Imagine a marathon runner who decides to train for a race without the pressure of daily progress reports. Similarly, privately held firms believe that by eliminating requirements for quarterly earnings announcements, they gain the flexibility to pursue long-term goals without constant scrutiny from shareholders. This freedom allows them to make strategic decisions that may not pay off immediately but have the potential for long-term success.
However, privately held firms face a significant hurdle when it comes to raising capital. Picture a charity event where only a limited number of donors are allowed entry. Currently, privately held firms are restricted to having a maximum of 499 shareholders. This limitation severely restricts their ability to raise large amounts of capital from a wide base of investors. As a result, the majority of the largest companies in the U.S. are public corporations, which have the advantage of access to a broader pool of investors.

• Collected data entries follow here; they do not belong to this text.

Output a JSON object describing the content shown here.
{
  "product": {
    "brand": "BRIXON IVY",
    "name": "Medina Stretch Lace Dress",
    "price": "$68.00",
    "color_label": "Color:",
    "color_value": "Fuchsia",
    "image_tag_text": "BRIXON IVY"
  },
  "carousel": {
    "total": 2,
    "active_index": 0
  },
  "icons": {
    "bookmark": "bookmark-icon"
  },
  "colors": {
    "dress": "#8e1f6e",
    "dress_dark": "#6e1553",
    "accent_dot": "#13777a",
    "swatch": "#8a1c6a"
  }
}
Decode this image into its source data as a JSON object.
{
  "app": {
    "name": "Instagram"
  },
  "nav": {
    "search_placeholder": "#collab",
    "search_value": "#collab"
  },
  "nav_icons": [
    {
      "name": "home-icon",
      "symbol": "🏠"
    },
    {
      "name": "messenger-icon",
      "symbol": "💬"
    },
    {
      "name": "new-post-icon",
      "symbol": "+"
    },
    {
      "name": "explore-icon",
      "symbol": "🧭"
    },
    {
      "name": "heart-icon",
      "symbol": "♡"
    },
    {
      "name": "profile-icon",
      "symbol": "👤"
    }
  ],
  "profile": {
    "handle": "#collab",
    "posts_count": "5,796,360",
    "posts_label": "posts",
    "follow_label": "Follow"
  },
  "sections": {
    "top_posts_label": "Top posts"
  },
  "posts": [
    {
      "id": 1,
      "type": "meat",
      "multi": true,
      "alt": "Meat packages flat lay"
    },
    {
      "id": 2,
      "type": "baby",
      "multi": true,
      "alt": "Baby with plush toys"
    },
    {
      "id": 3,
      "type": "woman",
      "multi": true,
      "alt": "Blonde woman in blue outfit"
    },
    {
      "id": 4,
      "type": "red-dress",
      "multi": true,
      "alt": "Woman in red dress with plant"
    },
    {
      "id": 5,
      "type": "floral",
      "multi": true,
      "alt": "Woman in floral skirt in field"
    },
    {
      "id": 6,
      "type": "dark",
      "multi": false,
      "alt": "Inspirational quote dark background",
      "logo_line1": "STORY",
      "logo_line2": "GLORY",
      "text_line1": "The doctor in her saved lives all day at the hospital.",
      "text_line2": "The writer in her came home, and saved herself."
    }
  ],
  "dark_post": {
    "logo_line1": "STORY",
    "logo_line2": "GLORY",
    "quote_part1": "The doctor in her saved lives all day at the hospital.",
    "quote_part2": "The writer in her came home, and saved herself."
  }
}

When private firms do need to raise funds, they opt for a more intimate gathering by selling shares directly to a small number of institutional or wealthy investors in what is known as a private placement. This method, governed by Rule 144A of the SEC, allows private firms to avoid the extensive and costly registration statements required of public companies. It's like hosting an exclusive party for a select group of investors. However, a downside to this approach is that shares in privately held firms do not trade in secondary markets like a stock exchange. This lack of trading activity greatly reduces the liquidity of these shares and subsequently lowers the prices investors are willing to pay for them. Liquidity, in financial terms, refers to the ease of buying or selling an asset at a fair price on short notice. Investors generally demand price concessions when dealing with illiquid securities.

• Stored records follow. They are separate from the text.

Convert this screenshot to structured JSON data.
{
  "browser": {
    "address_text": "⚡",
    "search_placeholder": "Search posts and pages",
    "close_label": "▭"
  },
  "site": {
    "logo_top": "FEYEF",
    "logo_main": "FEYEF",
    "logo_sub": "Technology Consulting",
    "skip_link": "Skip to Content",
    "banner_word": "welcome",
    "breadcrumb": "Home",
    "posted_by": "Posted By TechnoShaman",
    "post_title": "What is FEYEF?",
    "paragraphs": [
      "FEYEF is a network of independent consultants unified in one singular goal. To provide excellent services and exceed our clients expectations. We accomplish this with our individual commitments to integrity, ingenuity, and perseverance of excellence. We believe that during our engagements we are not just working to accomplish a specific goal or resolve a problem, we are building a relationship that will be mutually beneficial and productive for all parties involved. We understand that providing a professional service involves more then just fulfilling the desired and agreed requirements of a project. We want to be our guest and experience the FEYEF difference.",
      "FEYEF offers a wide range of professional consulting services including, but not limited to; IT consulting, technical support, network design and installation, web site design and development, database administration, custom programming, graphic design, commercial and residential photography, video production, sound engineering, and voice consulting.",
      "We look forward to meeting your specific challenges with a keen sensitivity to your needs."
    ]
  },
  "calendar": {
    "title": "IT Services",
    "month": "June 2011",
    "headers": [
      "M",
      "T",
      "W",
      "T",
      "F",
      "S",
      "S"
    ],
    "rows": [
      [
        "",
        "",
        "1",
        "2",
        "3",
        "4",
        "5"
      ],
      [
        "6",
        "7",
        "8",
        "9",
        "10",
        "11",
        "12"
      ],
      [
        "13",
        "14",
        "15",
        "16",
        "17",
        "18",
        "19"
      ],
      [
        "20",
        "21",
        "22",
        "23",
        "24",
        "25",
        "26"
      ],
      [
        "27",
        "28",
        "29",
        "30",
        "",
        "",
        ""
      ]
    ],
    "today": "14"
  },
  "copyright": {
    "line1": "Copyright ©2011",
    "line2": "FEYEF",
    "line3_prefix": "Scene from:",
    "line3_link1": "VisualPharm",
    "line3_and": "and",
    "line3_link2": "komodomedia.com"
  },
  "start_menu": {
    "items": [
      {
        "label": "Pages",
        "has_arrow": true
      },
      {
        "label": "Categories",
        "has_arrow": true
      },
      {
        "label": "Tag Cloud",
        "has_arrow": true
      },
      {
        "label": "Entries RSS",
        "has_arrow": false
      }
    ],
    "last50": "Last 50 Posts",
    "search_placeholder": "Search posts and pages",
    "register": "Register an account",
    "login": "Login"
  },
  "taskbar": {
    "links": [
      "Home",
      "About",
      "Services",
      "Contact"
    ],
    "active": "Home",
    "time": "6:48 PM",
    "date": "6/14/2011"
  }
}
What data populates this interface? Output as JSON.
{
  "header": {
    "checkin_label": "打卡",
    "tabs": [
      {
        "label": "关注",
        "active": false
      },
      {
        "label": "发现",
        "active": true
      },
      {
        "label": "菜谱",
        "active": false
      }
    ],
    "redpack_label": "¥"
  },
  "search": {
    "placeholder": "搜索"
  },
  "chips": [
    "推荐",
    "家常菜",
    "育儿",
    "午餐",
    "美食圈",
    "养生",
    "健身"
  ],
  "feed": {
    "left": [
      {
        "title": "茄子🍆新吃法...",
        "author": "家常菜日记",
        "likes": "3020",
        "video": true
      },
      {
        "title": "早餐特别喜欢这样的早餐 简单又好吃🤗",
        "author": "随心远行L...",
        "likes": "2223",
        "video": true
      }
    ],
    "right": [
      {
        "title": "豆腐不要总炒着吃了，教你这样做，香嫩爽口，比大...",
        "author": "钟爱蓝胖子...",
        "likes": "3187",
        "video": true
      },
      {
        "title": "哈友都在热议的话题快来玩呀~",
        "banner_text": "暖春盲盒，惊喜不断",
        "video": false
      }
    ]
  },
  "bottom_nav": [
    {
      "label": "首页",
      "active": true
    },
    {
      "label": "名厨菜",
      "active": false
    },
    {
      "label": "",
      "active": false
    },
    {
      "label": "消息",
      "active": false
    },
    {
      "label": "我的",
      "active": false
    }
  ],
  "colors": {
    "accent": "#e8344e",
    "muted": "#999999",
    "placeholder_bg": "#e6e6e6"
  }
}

As privately held firms increasingly feel constrained by the informational requirements of going public, there is mounting pressure on federal regulators to relax the restrictions associated with private ownership. Regulatory bodies are currently considering potential changes that could benefit private companies. They may increase the maximum number of shareholders allowed beyond 499 before requiring financial disclosures, and they may facilitate the publicity of share offerings.
Moreover, trading in private corporations has seen developments in recent years. To work around the 499-investor restriction, middlemen have formed partnerships to collectively buy shares in private companies. By considering the partnership as a single investor, despite multiple participants, they circumvent the limitation.

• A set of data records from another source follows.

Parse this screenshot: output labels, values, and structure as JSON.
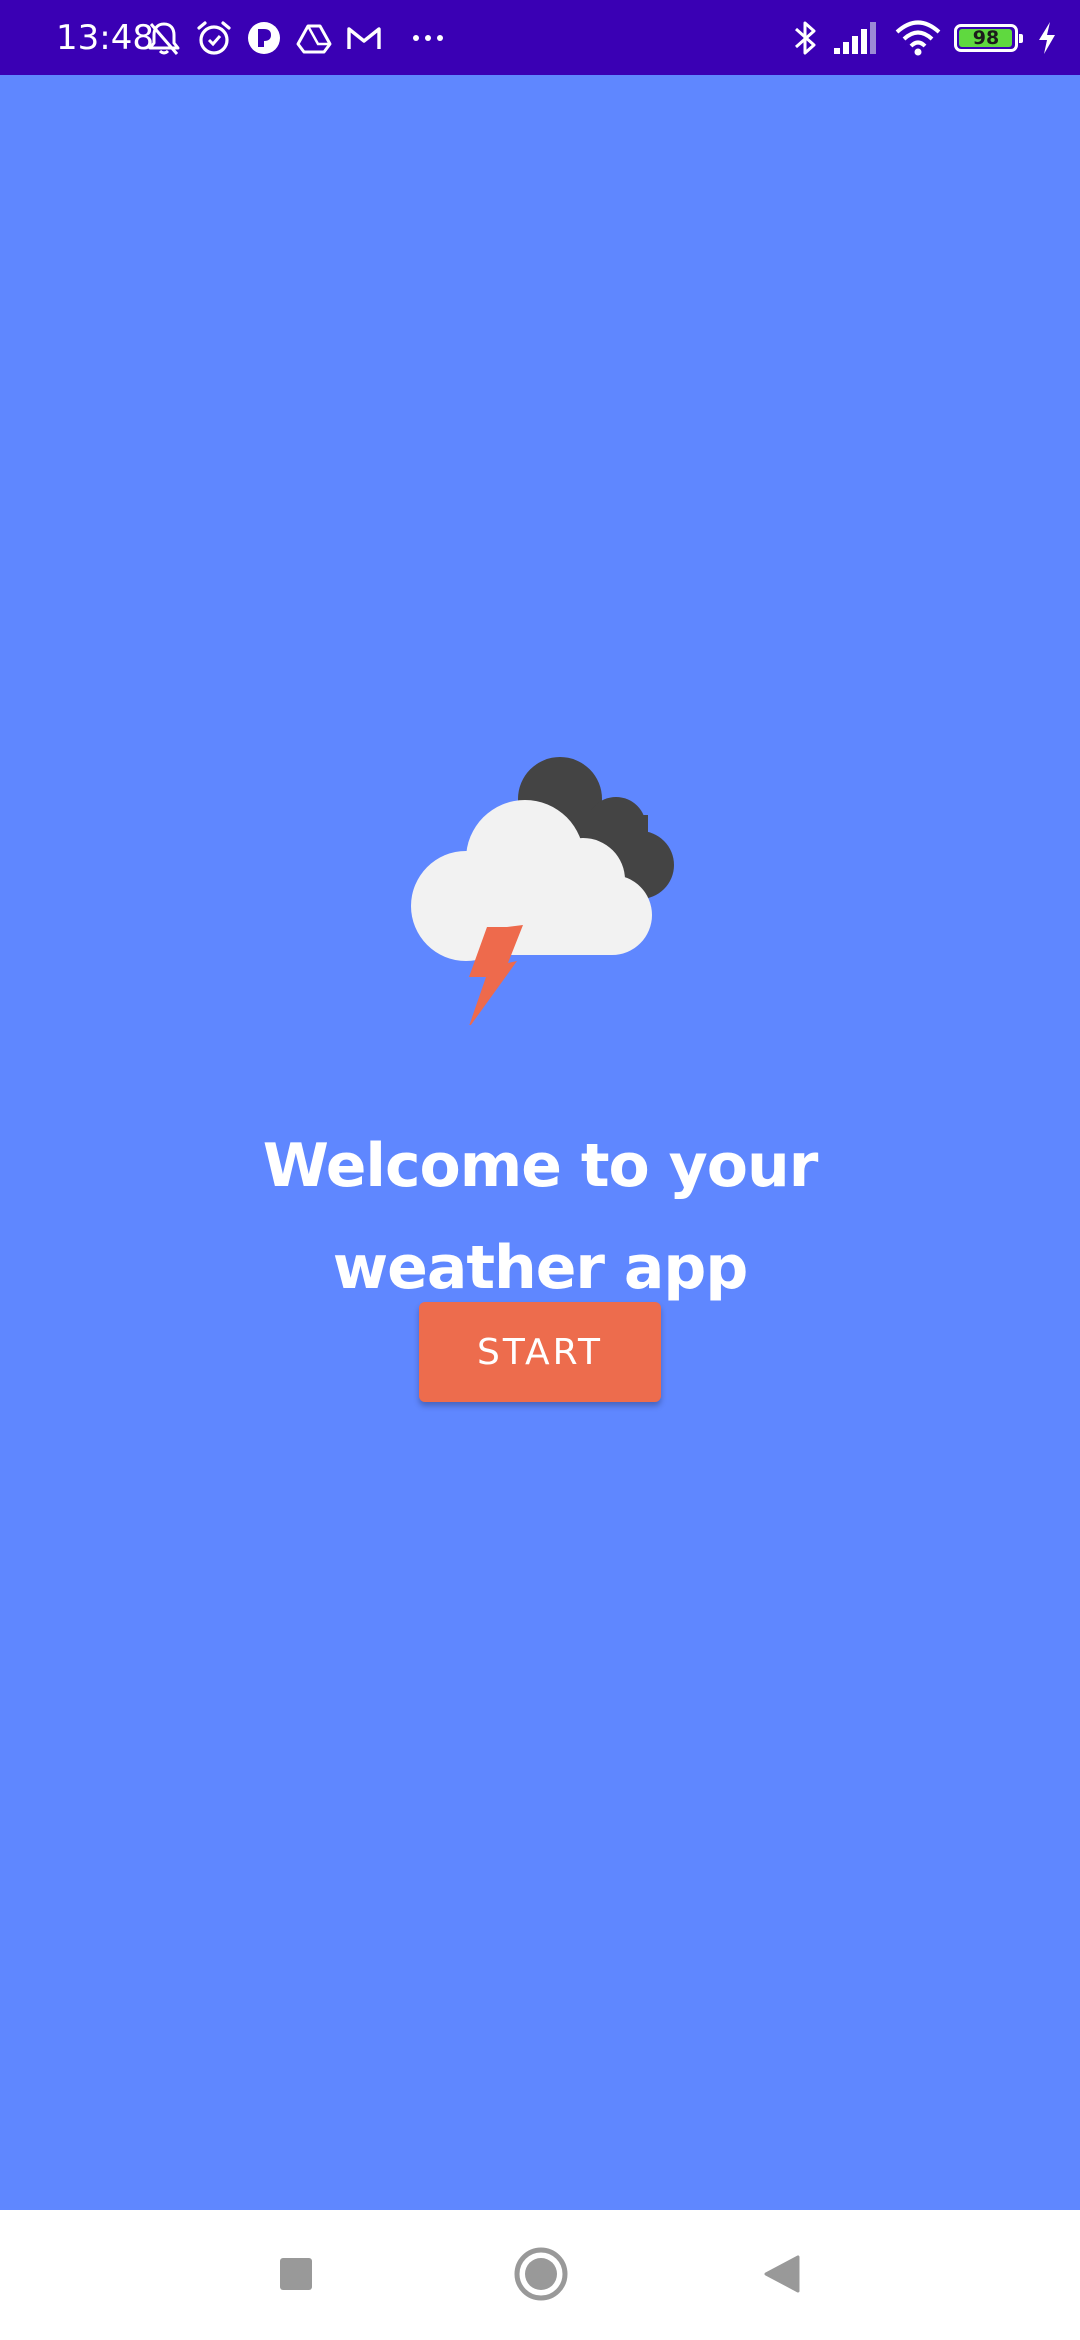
{
  "status_bar": {
    "time": "13:48",
    "battery_level": "98",
    "battery_fraction": 0.98,
    "notification_icons": [
      "bell-muted-icon",
      "alarm-icon",
      "app-p-icon",
      "drive-icon",
      "gmail-icon",
      "more-dots-icon"
    ],
    "system_icons": [
      "bluetooth-icon",
      "signal-icon",
      "wifi-icon",
      "battery-icon",
      "charging-icon"
    ],
    "background_color": "#3a00b4"
  },
  "main": {
    "background_color": "#5f87ff",
    "illustration": "thunderstorm-cloud-icon",
    "welcome_text": "Welcome to your weather app",
    "start_button_label": "START",
    "start_button_color": "#ed6c4d"
  },
  "nav_bar": {
    "items": [
      "recents-square-icon",
      "home-circle-icon",
      "back-triangle-icon"
    ]
  }
}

Furthermore, some firms have set up computer networks resembling private stock trading platforms. These networks allow holders of private company stock to trade among themselves. However, unlike the public stock markets regulated by the SEC, these networks require minimal disclosure of financial information and provide little oversight of market operations. Think of it as a hidden marketplace where potential buyers and sellers interact, but with limited transparency. For example, prior to its initial public offering (IPO) in 2012, Facebook experienced significant valuations within these markets. Nonetheless, skeptics raised concerns about the lack of clear insight into the firm, investor interest, and the execution process of trades involving the company's shares.
This article takes inspiration from a lesson found in FIN 4504 at the University of Florida.